Join the NuGO Early Career Network webinar series on July 6 starring Prof. Hannelore Daniel to talk about how gut physiology meets microbiome science.
Until now, microbiome research is largely ignoring key features of normal gut physiology; it also does not take into account mass phenomena and relies largely on relative composition data. This argues for more caution in making scientific claims. In this Webinar I shall address how normal gut functions turn out to be amongst the most influential determinants of the microbiome in its quantitative and qualitative (diversity) dimensions. That includes the overall bacterial mass relative to host body mass as a crucial factor when translating findings in rodents to the human condition – in particular, when talking about effects on body weight. I shall also ask whether the microbiome serves as a reporter for alterations in gut physiology observed in a variety of diseases (Alzheimer, Parkinson, Diabetes) or whether it is indeed involved in disease initiation and progression.

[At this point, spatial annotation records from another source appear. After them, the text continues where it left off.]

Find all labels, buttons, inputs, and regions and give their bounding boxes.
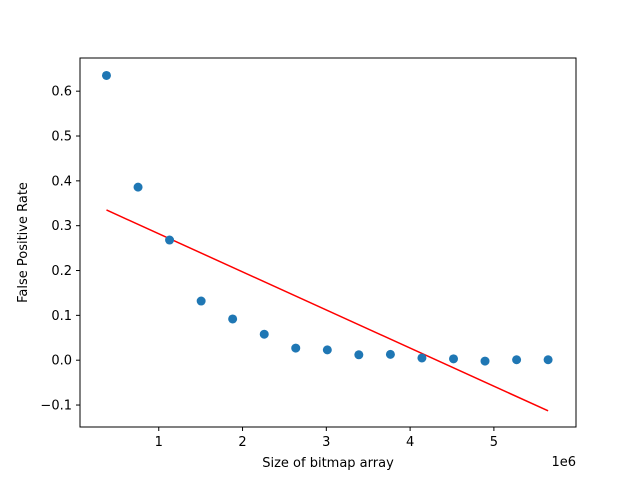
data-point (322, 345, 332, 355)
y-axis-ticks: −0.1 0.0 0.1 0.2 0.3 0.4 0.5 0.6 (40, 85, 80, 414)
data-point (196, 296, 206, 306)
x-tick-label: 4 (406, 435, 414, 450)
data-point (449, 354, 459, 364)
y-tick-label: 0.0 (51, 354, 72, 369)
data-point (480, 356, 490, 366)
y-tick-label: 0.1 (51, 309, 72, 324)
y-tick-label: 0.5 (51, 130, 72, 145)
data-point (291, 343, 301, 353)
plot-frame (79, 57, 577, 428)
x-axis-ticks: 1 2 3 4 5 (155, 427, 498, 450)
plot-area (80, 58, 576, 427)
y-tick-label: 0.3 (51, 219, 72, 234)
data-point (543, 355, 553, 365)
x-axis-label: Size of bitmap array (262, 456, 394, 471)
y-tick-label: 0.6 (51, 85, 72, 100)
x-tick-label: 2 (238, 435, 246, 450)
scatter-points-layer (101, 70, 553, 366)
fit-line-layer (106, 209, 549, 412)
x-tick-label: 1 (155, 435, 163, 450)
fit-line (106, 209, 549, 412)
y-tick-label: 0.2 (51, 264, 72, 279)
data-point (101, 70, 111, 80)
data-point (385, 349, 395, 359)
y-tick-label: −0.1 (40, 399, 72, 414)
y-tick-label: 0.4 (51, 174, 72, 189)
data-point (354, 350, 364, 360)
x-axis-offset-label: 1e6 (551, 455, 576, 470)
data-point (512, 355, 522, 365)
data-point (259, 329, 269, 339)
data-point (165, 235, 175, 245)
data-point (133, 182, 143, 192)
data-point (228, 314, 238, 324)
x-tick-label: 3 (322, 435, 330, 450)
y-axis-label: False Positive Rate (16, 182, 31, 303)
x-tick-label: 5 (490, 435, 498, 450)
data-point (417, 353, 427, 363)
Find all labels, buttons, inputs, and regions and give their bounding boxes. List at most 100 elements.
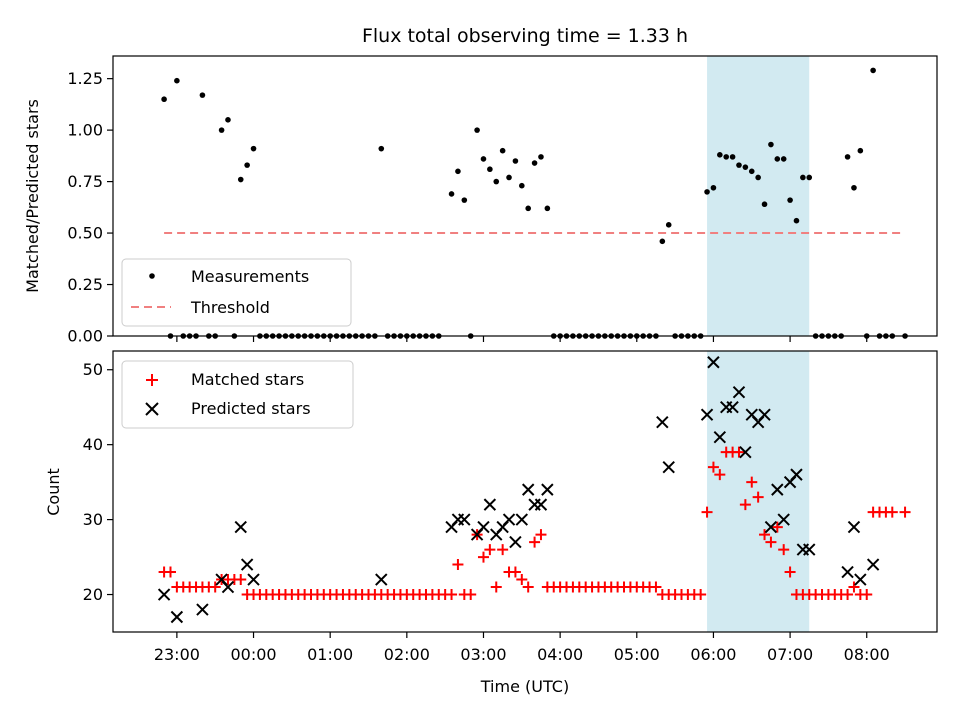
matched-star-point <box>778 544 790 556</box>
measurement-point <box>780 156 787 162</box>
measurement-point <box>844 154 851 160</box>
matched-star-point <box>465 589 477 601</box>
predicted-star-point <box>758 408 771 421</box>
bottom-x-ticks: 23:00 00:00 01:00 02:00 03:00 04:00 05:00 06:00… <box>154 632 890 664</box>
x-tick-label: 02:00 <box>384 645 430 664</box>
measurement-point <box>244 162 250 168</box>
matched-star-point <box>765 536 777 548</box>
x-tick-label: 04:00 <box>537 645 583 664</box>
top-y-ticks: 0.00 0.25 0.50 0.75 1.00 1.25 <box>67 69 113 346</box>
matched-stars-points <box>158 446 911 601</box>
legend-matched-label: Matched stars <box>191 370 304 389</box>
top-plot-frame <box>112 55 938 337</box>
predicted-star-point <box>656 415 669 429</box>
measurement-point <box>525 205 531 212</box>
predicted-star-point <box>221 580 235 594</box>
legend-threshold-label: Threshold <box>190 298 270 317</box>
measurement-point <box>237 176 244 183</box>
predicted-stars-points <box>157 356 880 624</box>
x-tick-label: 03:00 <box>460 645 506 664</box>
matched-star-point <box>509 566 521 578</box>
matched-star-point <box>695 589 707 601</box>
measurement-point <box>448 191 455 197</box>
bottom-legend: Matched stars Predicted stars <box>121 360 354 429</box>
x-tick-label: 00:00 <box>230 645 276 664</box>
measurement-point <box>455 168 461 175</box>
predicted-star-point <box>515 513 529 526</box>
matched-star-point <box>842 589 854 601</box>
matched-star-point <box>522 581 534 593</box>
matched-star-point <box>650 581 662 593</box>
matched-star-point <box>886 506 898 518</box>
measurement-point <box>487 166 493 173</box>
predicted-star-point <box>196 603 209 616</box>
measurement-point <box>774 156 781 162</box>
matched-star-point <box>746 476 758 488</box>
measurement-point <box>761 201 768 208</box>
bottom-panel: 20 30 40 50 23:00 00:00 01:00 02:00 03:00 04:00 0… <box>44 350 938 696</box>
matched-star-point <box>446 589 458 601</box>
top-panel: Flux total observing time = 1.33 h 0.000… <box>23 25 938 346</box>
predicted-star-point <box>866 558 880 571</box>
measurement-point <box>870 67 876 74</box>
measurement-point <box>748 168 755 175</box>
x-axis-label: Time (UTC) <box>480 677 569 696</box>
predicted-star-point <box>521 483 535 496</box>
matched-star-point <box>771 521 783 533</box>
matched-star-point <box>707 461 719 473</box>
chart-title: Flux total observing time = 1.33 h <box>362 25 688 47</box>
x-tick-label: 07:00 <box>767 645 813 664</box>
measurement-point <box>755 174 761 181</box>
legend-measurements-marker <box>149 273 155 279</box>
matched-star-point <box>739 499 751 511</box>
predicted-star-point <box>157 588 171 601</box>
measurement-point <box>851 184 857 191</box>
measurement-point <box>768 141 774 148</box>
predicted-star-point <box>170 610 184 624</box>
matched-star-point <box>516 574 528 586</box>
matched-star-point <box>733 446 745 458</box>
predicted-star-point <box>790 468 803 481</box>
predicted-star-point <box>777 513 790 526</box>
predicted-star-point <box>700 408 714 421</box>
measurement-point <box>704 189 710 195</box>
legend-predicted-label: Predicted stars <box>191 399 311 418</box>
matched-star-point <box>784 566 796 578</box>
x-tick-label: 06:00 <box>690 645 736 664</box>
matched-star-point <box>848 581 860 593</box>
predicted-star-point <box>541 483 554 496</box>
matched-star-point <box>497 544 509 556</box>
measurement-point <box>161 96 167 103</box>
measurement-point <box>519 182 525 189</box>
measurement-point <box>793 217 800 224</box>
measurement-point <box>480 156 487 162</box>
predicted-star-point <box>739 445 752 459</box>
bottom-y-tick-label: 40 <box>83 435 103 454</box>
measurement-point <box>461 197 468 203</box>
matched-star-point <box>209 581 221 593</box>
measurement-point <box>225 117 231 123</box>
measurement-point <box>742 164 749 170</box>
top-y-tick-label: 0.00 <box>67 327 103 346</box>
matched-star-point <box>759 529 771 541</box>
measurement-point <box>787 197 793 203</box>
predicted-star-point <box>803 543 816 556</box>
legend-measurements-label: Measurements <box>191 267 309 286</box>
measurement-point <box>474 127 480 133</box>
matched-star-point <box>452 559 464 571</box>
bottom-y-tick-label: 50 <box>83 360 103 379</box>
predicted-star-point <box>707 356 720 369</box>
predicted-star-point <box>375 573 388 586</box>
predicted-star-point <box>726 400 739 414</box>
predicted-star-point <box>240 558 254 571</box>
measurement-point <box>499 147 506 154</box>
measurement-point <box>665 222 672 228</box>
matched-star-point <box>535 529 547 541</box>
matched-star-point <box>164 566 176 578</box>
x-tick-label: 05:00 <box>614 645 660 664</box>
bottom-y-axis-label: Count <box>44 468 63 516</box>
top-y-tick-label: 1.00 <box>67 121 103 140</box>
predicted-star-point <box>764 520 778 534</box>
predicted-star-point <box>841 565 854 579</box>
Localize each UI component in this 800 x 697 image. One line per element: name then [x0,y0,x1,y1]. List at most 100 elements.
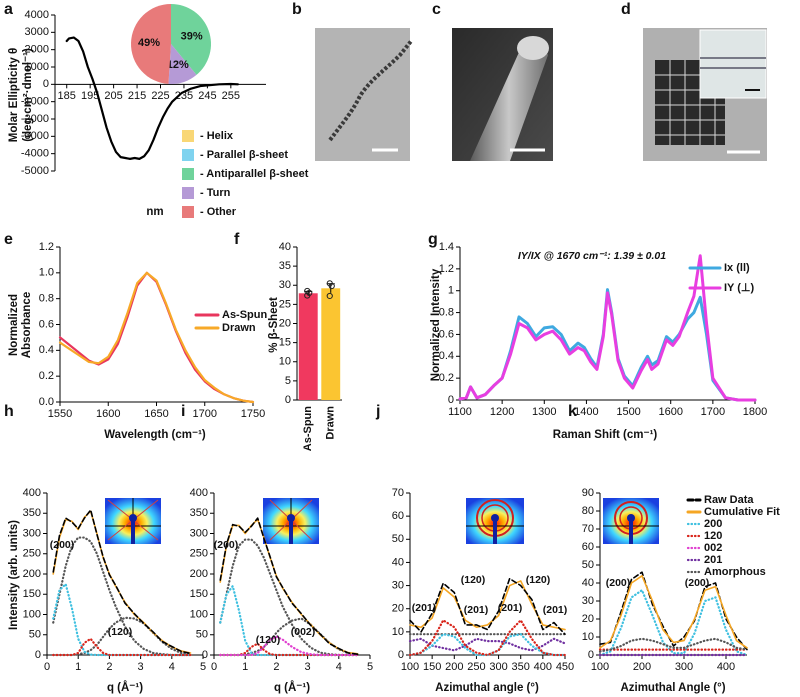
y-tick-label: 150 [190,588,208,600]
data-point [304,292,311,299]
y-tick-label: 10 [582,631,594,643]
y-tick-label: 1.0 [39,267,54,279]
panel-label: f [234,231,240,248]
x-tick-label: 5 [200,661,206,673]
x-tick-label: 1650 [144,408,168,420]
panel-label: h [4,403,14,420]
y-tick-label: 0 [35,649,41,661]
y-tick-label: 0 [43,78,49,90]
data-line [65,36,239,160]
panel-label: d [621,1,631,18]
annotation: (200) [50,539,75,551]
panel-label: i [181,403,185,420]
y-tick-label: 250 [190,548,208,560]
bar [321,288,341,400]
y-tick-label: 50 [392,533,404,545]
y-tick-label: 0.8 [39,293,54,305]
slice-label: 39% [181,30,203,42]
x-axis-label: q (Å⁻¹) [274,681,310,694]
y-tick-label: 0.2 [439,372,454,384]
data-line [219,517,359,655]
pie-slice [171,4,211,75]
y-tick-label: 50 [196,629,208,641]
y-tick-label: 35 [279,260,291,272]
x-tick-label: 1750 [241,408,265,420]
y-tick-label: 30 [392,579,404,591]
y-tick-label: 400 [190,487,208,499]
y-axis-label: Normalized [8,294,20,356]
x-tick-label: 235 [175,90,193,102]
annotation: (200) [214,539,239,551]
data-line [52,637,192,657]
y-tick-label: 60 [582,541,594,553]
annotation: IY/IX @ 1670 cm⁻¹: 1.39 ± 0.01 [518,250,666,262]
y-tick-label: 0 [202,649,208,661]
annotation: (002) [291,626,316,638]
x-tick-label: 1700 [701,406,725,418]
y-axis-label: (deg·cm²·dmol⁻¹) [22,48,34,142]
y-tick-label: 70 [392,487,404,499]
legend-label: Raw Data [704,494,754,506]
data-line [458,254,757,402]
y-tick-label: -3000 [21,130,49,142]
detector-inset [263,498,319,544]
detector-inset [603,498,659,544]
y-tick-label: 50 [582,559,594,571]
y-tick-label: 0.6 [39,318,54,330]
x-tick-label: 150 [423,661,441,673]
y-tick-label: 0 [448,394,454,406]
y-tick-label: 40 [392,556,404,568]
x-tick-label: 215 [128,90,146,102]
detector-inset [105,498,161,544]
y-axis-label: Absorbance [21,292,33,358]
x-tick-label: 2 [273,661,279,673]
legend-swatch [182,187,194,199]
x-tick-label: 1500 [616,406,640,418]
bar [298,293,318,400]
x-tick-label: 250 [467,661,485,673]
y-tick-label: 0.6 [439,328,454,340]
y-tick-label: 200 [190,568,208,580]
legend-swatch [182,206,194,218]
y-tick-label: 15 [279,337,291,349]
x-axis-label: q (Å⁻¹) [107,681,143,694]
y-tick-label: 40 [279,241,291,253]
x-tick-label: 1700 [193,408,217,420]
x-tick-label: 1600 [658,406,682,418]
y-tick-label: 30 [582,595,594,607]
annotation: (201) [543,604,568,616]
y-tick-label: 60 [392,510,404,522]
y-tick-label: 30 [279,279,291,291]
data-line [599,575,748,649]
y-tick-label: 20 [582,613,594,625]
annotation: (201) [464,604,489,616]
y-tick-label: 350 [23,507,41,519]
annotation: (120) [256,634,281,646]
x-tick-label: 200 [633,661,651,673]
optical-image [643,28,767,161]
data-line [52,509,192,655]
data-line [219,538,359,657]
x-tick-label: 245 [198,90,216,102]
panel-label: j [375,403,380,420]
x-tick-label: 3 [138,661,144,673]
x-axis-label: Azimuthal angle (°) [435,682,539,694]
y-tick-label: 250 [23,548,41,560]
y-tick-label: 1000 [25,61,49,73]
x-tick-label: 1 [75,661,81,673]
y-tick-label: -5000 [21,165,49,177]
x-tick-label: 350 [512,661,530,673]
x-tick-label: 2 [106,661,112,673]
x-tick-label: 1800 [743,406,767,418]
x-tick-label: 4 [336,661,342,673]
y-tick-label: 0.4 [39,344,54,356]
x-tick-label: 100 [591,661,609,673]
y-tick-label: 0 [588,649,594,661]
legend-label: - Parallel β-sheet [200,149,288,161]
y-tick-label: 2000 [25,44,49,56]
y-tick-label: 5 [285,375,291,387]
y-tick-label: 0.4 [439,350,454,362]
slice-label: 12% [167,59,189,71]
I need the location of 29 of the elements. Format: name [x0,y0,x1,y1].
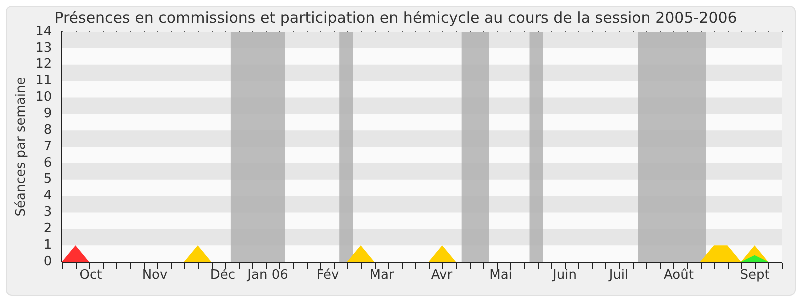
x-tick-label: Juin [552,268,577,283]
x-tick-label: Fév [316,268,340,283]
y-tick-label: 6 [44,156,52,171]
x-tick-label: Juil [608,268,629,283]
y-tick-label: 7 [44,139,52,154]
x-tick-label: Nov [142,268,168,283]
y-tick-label: 2 [44,222,52,237]
x-tick-label: Mai [490,268,512,283]
y-tick-label: 13 [36,40,52,56]
x-tick-label: Déc [210,268,236,283]
y-tick-label: 0 [44,254,52,270]
y-axis-title: Séances par semaine [14,77,30,217]
y-tick-label: 9 [44,106,52,122]
x-tick-label: Août [664,268,694,283]
y-tick-label: 5 [44,172,52,188]
y-tick-label: 14 [36,24,52,40]
y-tick-label: 11 [36,74,52,89]
x-tick-label: Oct [80,268,102,283]
x-tick-label: Mar [370,268,395,283]
y-tick-label: 8 [44,122,52,138]
y-tick-label: 10 [36,90,52,106]
y-tick-label: 12 [36,57,52,72]
chart-title: Présences en commissions et participation en hémicycle au cours de la session 2005-2006 [54,8,738,27]
y-tick-label: 1 [44,238,52,253]
y-tick-label: 4 [44,188,52,204]
x-tick-label: Sept [740,268,770,283]
x-tick-label: Jan 06 [246,268,288,283]
x-tick-label: Avr [431,268,454,283]
y-tick-label: 3 [44,205,52,220]
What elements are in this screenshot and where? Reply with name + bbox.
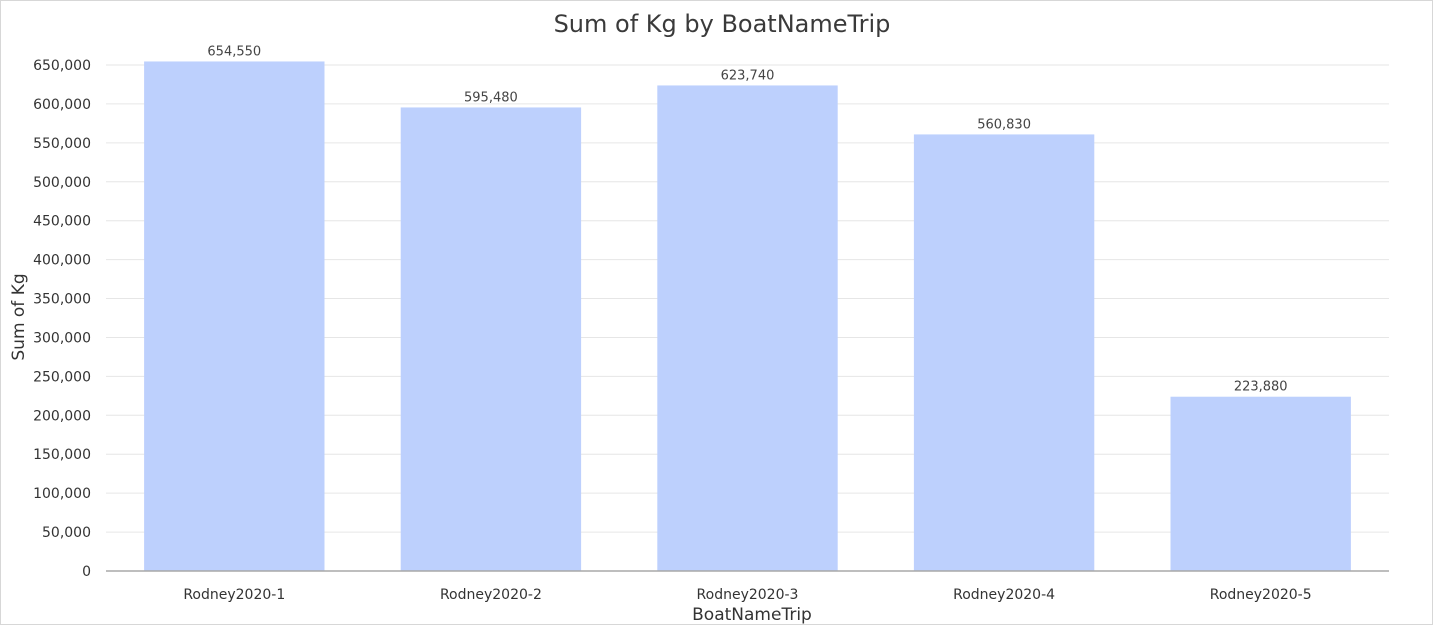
- bar[interactable]: [400, 107, 582, 572]
- x-axis-title: BoatNameTrip: [692, 605, 812, 625]
- y-tick-label: 600,000: [33, 97, 91, 113]
- bar[interactable]: [913, 134, 1095, 572]
- y-tick-label: 150,000: [33, 447, 91, 463]
- y-tick-label: 450,000: [33, 214, 91, 230]
- y-axis-title: Sum of Kg: [9, 273, 29, 360]
- x-tick-label: Rodney2020-2: [440, 587, 542, 603]
- x-tick-label: Rodney2020-3: [697, 587, 799, 603]
- y-axis-ticks: 0 50,000 100,000 150,000 200,000 250,000 300,0…: [33, 58, 91, 580]
- y-tick-label: 200,000: [33, 408, 91, 424]
- y-tick-label: 100,000: [33, 486, 91, 502]
- bar-data-label: 560,830: [977, 117, 1031, 132]
- y-tick-label: 350,000: [33, 292, 91, 308]
- bar[interactable]: [144, 61, 325, 571]
- x-tick-label: Rodney2020-4: [953, 587, 1055, 603]
- bar-data-label: 654,550: [207, 44, 261, 59]
- bar-data-label: 223,880: [1234, 380, 1288, 395]
- bar[interactable]: [657, 85, 838, 572]
- bar[interactable]: [1170, 396, 1351, 571]
- bars: 654,550 595,480 623,740 560,830 223,880: [144, 44, 1351, 572]
- chart-title: Sum of Kg by BoatNameTrip: [554, 10, 891, 38]
- bar-data-label: 623,740: [721, 68, 775, 83]
- x-tick-label: Rodney2020-5: [1210, 587, 1312, 603]
- y-tick-label: 250,000: [33, 369, 91, 385]
- y-tick-label: 550,000: [33, 136, 91, 152]
- x-tick-label: Rodney2020-1: [183, 587, 285, 603]
- x-axis-ticks: Rodney2020-1 Rodney2020-2 Rodney2020-3 Rodn…: [183, 587, 1311, 603]
- y-tick-label: 400,000: [33, 253, 91, 269]
- y-tick-label: 500,000: [33, 175, 91, 191]
- y-tick-label: 650,000: [33, 58, 91, 74]
- y-tick-label: 0: [82, 564, 91, 580]
- y-tick-label: 300,000: [33, 330, 91, 346]
- bar-data-label: 595,480: [464, 90, 518, 105]
- y-tick-label: 50,000: [42, 525, 91, 541]
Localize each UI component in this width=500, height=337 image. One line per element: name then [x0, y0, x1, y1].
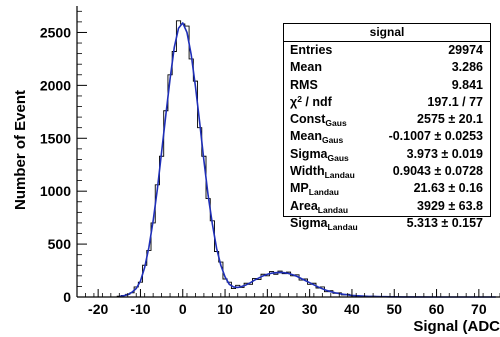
y-tick-label: 500	[48, 236, 72, 252]
stats-box-title: signal	[284, 24, 490, 42]
stats-row: MPLandau 21.63 ± 0.16	[284, 180, 490, 197]
stats-row-value: 3.973 ± 0.019	[406, 146, 483, 161]
stats-row-label: Entries	[290, 42, 332, 59]
stats-label-text: Const	[290, 112, 326, 127]
stats-row-value: 21.63 ± 0.16	[413, 181, 483, 196]
x-tick-label: -20	[88, 301, 108, 317]
fit-curve-layer	[119, 22, 496, 298]
stats-row-value: 2575 ± 20.1	[417, 112, 483, 127]
stats-row-label: Mean	[290, 59, 322, 76]
stats-label-subscript: Landau	[317, 204, 349, 215]
x-tick-label: 70	[471, 301, 487, 317]
stats-label-text: Mean	[290, 60, 322, 75]
stats-row-value: 5.313 ± 0.157	[406, 215, 483, 230]
stats-row-value: 29974	[448, 43, 483, 57]
stats-row-label: MeanGaus	[290, 128, 343, 145]
stats-row: SigmaLandau 5.313 ± 0.157	[284, 215, 490, 232]
stats-box-rows: Entries 29974 Mean 3.286 RMS 9.841 χ2 / ndf 197…	[284, 42, 490, 232]
stats-row: Mean 3.286	[284, 59, 490, 76]
stats-row-label: ConstGaus	[290, 111, 347, 128]
stats-label-subscript: Landau	[324, 170, 355, 181]
stats-label-tail: / ndf	[301, 94, 332, 109]
stats-row-value: 3.286	[451, 60, 483, 75]
stats-label-subscript: Gaus	[327, 152, 349, 163]
stats-row: χ2 / ndf 197.1 / 77	[284, 94, 490, 111]
stats-row-label: χ2 / ndf	[290, 94, 332, 111]
stats-label-text: Area	[290, 198, 318, 213]
stats-label-superscript: 2	[297, 93, 302, 104]
stats-label-text: Width	[290, 164, 325, 179]
stats-row: SigmaGaus 3.973 ± 0.019	[284, 146, 490, 163]
ticks-layer: -20 -10 0 10 20 30 40 50 60 70 0 500 1000 1500 2000 250…	[40, 10, 500, 317]
stats-label-text: RMS	[290, 77, 318, 92]
x-tick-label: 40	[344, 301, 360, 317]
stats-row-value: 3929 ± 63.8	[417, 198, 483, 213]
stats-row: Entries 29974	[284, 42, 490, 59]
stats-label-subscript: Gaus	[325, 118, 347, 129]
stats-label-subscript: Gaus	[321, 135, 344, 146]
stats-label-text: Sigma	[290, 215, 328, 230]
stats-label-text: Sigma	[290, 146, 328, 161]
stats-row: WidthLandau 0.9043 ± 0.0728	[284, 163, 490, 180]
stats-label-text: MP	[290, 181, 309, 196]
x-tick-label: -10	[130, 301, 150, 317]
stats-label-text: Entries	[290, 43, 333, 57]
stats-row: AreaLandau 3929 ± 63.8	[284, 198, 490, 215]
stats-row-value: -0.1007 ± 0.0253	[388, 129, 483, 144]
stats-row: RMS 9.841	[284, 77, 490, 94]
stats-row-label: SigmaLandau	[290, 215, 358, 232]
x-tick-label: 30	[302, 301, 318, 317]
x-axis-label: Signal (ADC	[413, 318, 500, 335]
stats-label-subscript: Landau	[308, 187, 339, 198]
x-tick-label: 60	[429, 301, 445, 317]
y-tick-label: 1500	[40, 130, 71, 146]
y-tick-label: 0	[63, 289, 71, 305]
fit-curve	[119, 22, 496, 298]
stats-row-label: MPLandau	[290, 180, 339, 197]
stats-row-value: 0.9043 ± 0.0728	[392, 164, 483, 179]
stats-row-label: WidthLandau	[290, 163, 355, 180]
stats-row: ConstGaus 2575 ± 20.1	[284, 111, 490, 128]
stats-label-subscript: Landau	[327, 221, 358, 232]
stats-row-value: 197.1 / 77	[427, 94, 483, 109]
stats-label-text: χ	[290, 94, 298, 109]
y-tick-label: 2000	[40, 77, 71, 93]
y-tick-label: 1000	[40, 183, 71, 199]
stats-row-label: AreaLandau	[290, 198, 348, 215]
x-tick-label: 0	[179, 301, 187, 317]
stats-row: MeanGaus -0.1007 ± 0.0253	[284, 128, 490, 145]
x-tick-label: 50	[386, 301, 402, 317]
x-tick-label: 20	[260, 301, 276, 317]
y-tick-label: 2500	[40, 24, 71, 40]
stats-row-label: SigmaGaus	[290, 146, 349, 163]
stats-row-value: 9.841	[451, 77, 483, 92]
y-axis-label: Number of Event	[12, 90, 29, 210]
stats-box: signal Entries 29974 Mean 3.286 RMS 9.841 χ2 /…	[283, 23, 491, 231]
x-tick-label: 10	[217, 301, 233, 317]
stats-row-label: RMS	[290, 77, 318, 94]
stats-label-text: Mean	[290, 129, 322, 144]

Hannelore Daniel held the position of Chair of Physiology of Human Nutrition at the Technical University of Munich (TUM), Germany. Her main research interests are control mechanisms in mammalian metabolism; studied in model organisms and in humans by using a diversity of cell and molecular techniques and metabolomics for more comprehensive and better phenotyping. Some of the research relates directly to approaches for personalised nutrition. Hannelore is a nutrition expert by training and has worked in Germany, UK and USA. She is a member of the German National Academy of Sciences and an advisor for national and international funding agencies, research centres, companies and the government. Hannelore Daniel has published around 450 scientific papers and reviews and received numerous scientific awards.